The best dog song I’ve ever heard. Ol boy over in Alabama made this video of his hunts, he has a fine channel and some nice cur dogs. Enjoy.


----------



## Doug B. (Feb 7, 2022)

Yep! I've always loved that song.  Good looking dogs in the video!


----------



## fishfryer (Feb 7, 2022)

Hillbilly stalker said:


> The best dog song I’ve ever heard. Ol boy over in Alabama made this video of his hunts, he has a fine channel and some nice cur dogs. Enjoy.


Let my Mtn Cur listen to it, he perked up!


----------



## deermaster13 (Feb 7, 2022)

I've always wanted to squirrel hunt with a dog.
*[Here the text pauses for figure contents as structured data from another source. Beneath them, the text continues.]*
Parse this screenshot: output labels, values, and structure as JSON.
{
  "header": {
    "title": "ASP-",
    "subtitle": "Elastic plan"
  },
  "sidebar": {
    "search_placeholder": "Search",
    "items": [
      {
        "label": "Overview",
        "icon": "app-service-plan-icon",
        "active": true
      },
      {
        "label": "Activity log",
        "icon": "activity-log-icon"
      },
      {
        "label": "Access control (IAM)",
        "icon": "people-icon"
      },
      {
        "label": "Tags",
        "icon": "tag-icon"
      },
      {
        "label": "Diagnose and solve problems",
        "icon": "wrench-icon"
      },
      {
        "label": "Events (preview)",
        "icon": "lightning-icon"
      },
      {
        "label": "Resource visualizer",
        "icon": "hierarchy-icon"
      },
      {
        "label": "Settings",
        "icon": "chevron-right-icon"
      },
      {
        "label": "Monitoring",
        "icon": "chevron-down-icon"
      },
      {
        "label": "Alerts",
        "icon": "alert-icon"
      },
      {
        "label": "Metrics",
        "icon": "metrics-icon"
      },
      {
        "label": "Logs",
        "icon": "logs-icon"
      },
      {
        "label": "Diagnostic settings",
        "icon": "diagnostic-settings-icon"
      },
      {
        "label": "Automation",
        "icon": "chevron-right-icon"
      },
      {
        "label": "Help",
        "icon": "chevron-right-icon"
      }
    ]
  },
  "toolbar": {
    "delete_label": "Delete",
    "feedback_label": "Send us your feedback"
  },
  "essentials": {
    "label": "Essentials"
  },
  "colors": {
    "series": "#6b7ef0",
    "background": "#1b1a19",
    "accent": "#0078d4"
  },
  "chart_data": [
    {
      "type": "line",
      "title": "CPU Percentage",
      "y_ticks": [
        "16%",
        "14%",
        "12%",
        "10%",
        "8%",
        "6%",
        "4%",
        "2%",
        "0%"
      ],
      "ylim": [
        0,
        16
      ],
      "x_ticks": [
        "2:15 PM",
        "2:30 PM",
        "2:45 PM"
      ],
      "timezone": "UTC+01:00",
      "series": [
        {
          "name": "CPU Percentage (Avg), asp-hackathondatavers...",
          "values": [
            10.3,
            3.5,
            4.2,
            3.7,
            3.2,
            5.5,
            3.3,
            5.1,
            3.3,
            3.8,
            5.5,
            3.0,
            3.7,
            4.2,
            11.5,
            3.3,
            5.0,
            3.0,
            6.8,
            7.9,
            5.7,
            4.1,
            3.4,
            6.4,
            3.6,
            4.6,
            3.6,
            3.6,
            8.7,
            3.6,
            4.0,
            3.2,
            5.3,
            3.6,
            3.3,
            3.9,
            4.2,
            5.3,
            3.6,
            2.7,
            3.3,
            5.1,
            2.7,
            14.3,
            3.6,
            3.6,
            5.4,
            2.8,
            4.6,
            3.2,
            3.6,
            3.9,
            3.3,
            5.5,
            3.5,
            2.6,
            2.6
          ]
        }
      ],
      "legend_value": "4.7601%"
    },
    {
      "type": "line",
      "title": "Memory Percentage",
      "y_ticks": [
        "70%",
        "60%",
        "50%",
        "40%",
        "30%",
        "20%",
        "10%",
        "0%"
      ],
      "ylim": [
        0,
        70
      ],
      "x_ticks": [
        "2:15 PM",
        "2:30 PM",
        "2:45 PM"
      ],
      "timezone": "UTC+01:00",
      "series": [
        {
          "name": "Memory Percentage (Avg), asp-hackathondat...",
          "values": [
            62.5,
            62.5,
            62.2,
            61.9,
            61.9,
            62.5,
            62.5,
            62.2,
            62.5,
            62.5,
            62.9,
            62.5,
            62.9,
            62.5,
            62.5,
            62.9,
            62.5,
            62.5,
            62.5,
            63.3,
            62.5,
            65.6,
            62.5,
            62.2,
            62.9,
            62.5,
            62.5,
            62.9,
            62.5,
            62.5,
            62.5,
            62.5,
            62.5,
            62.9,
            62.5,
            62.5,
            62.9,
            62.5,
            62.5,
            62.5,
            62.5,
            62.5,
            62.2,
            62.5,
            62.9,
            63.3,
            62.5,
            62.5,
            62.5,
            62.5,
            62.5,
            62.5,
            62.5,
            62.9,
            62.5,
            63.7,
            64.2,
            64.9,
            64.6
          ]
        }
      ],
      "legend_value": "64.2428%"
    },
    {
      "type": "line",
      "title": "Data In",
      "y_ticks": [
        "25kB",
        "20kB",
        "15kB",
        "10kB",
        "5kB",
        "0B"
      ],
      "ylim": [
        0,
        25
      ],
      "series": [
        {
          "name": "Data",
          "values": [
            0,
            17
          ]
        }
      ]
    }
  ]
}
Love the video


----------



## trad bow (Feb 8, 2022)

Beautiful song and a very nice group of curs.


----------



## Blackston (Feb 8, 2022)

That’s awesome... what’s name of the song ?


----------



## Hillbilly stalker (Feb 8, 2022)

Blackston said:


> That’s awesome... what’s name of the song ?


Pearl..by the Cedar Hill Boyz. The actually sang it on the grand Ol Opry. I found the story behind the song ( from the writer), its sad but not because of the dog.


----------



## Hillbilly stalker (May 7, 2022)

Blackston said:


> That’s awesome... what’s name of the song ?


I stand corrected. I couldn’t make that song match being sung by the Cedar hill boys, they do sing a version of it and were on the Grand ol Opry. I kept digging and found the correct version and it is sung by Mel Besher. I like his version best. Here is his video, note Jimmy Martin.


----------



## Hillbilly stalker (Oct 17, 2022)

#.2 best dog song


----------



## mizzippi jb (Oct 17, 2022)

Here's my fave. New one from Tyler Childers


----------



## trad bow (Oct 17, 2022)

Couldn’t find a bluegrass version but the top dog song to me is “old Blue”


----------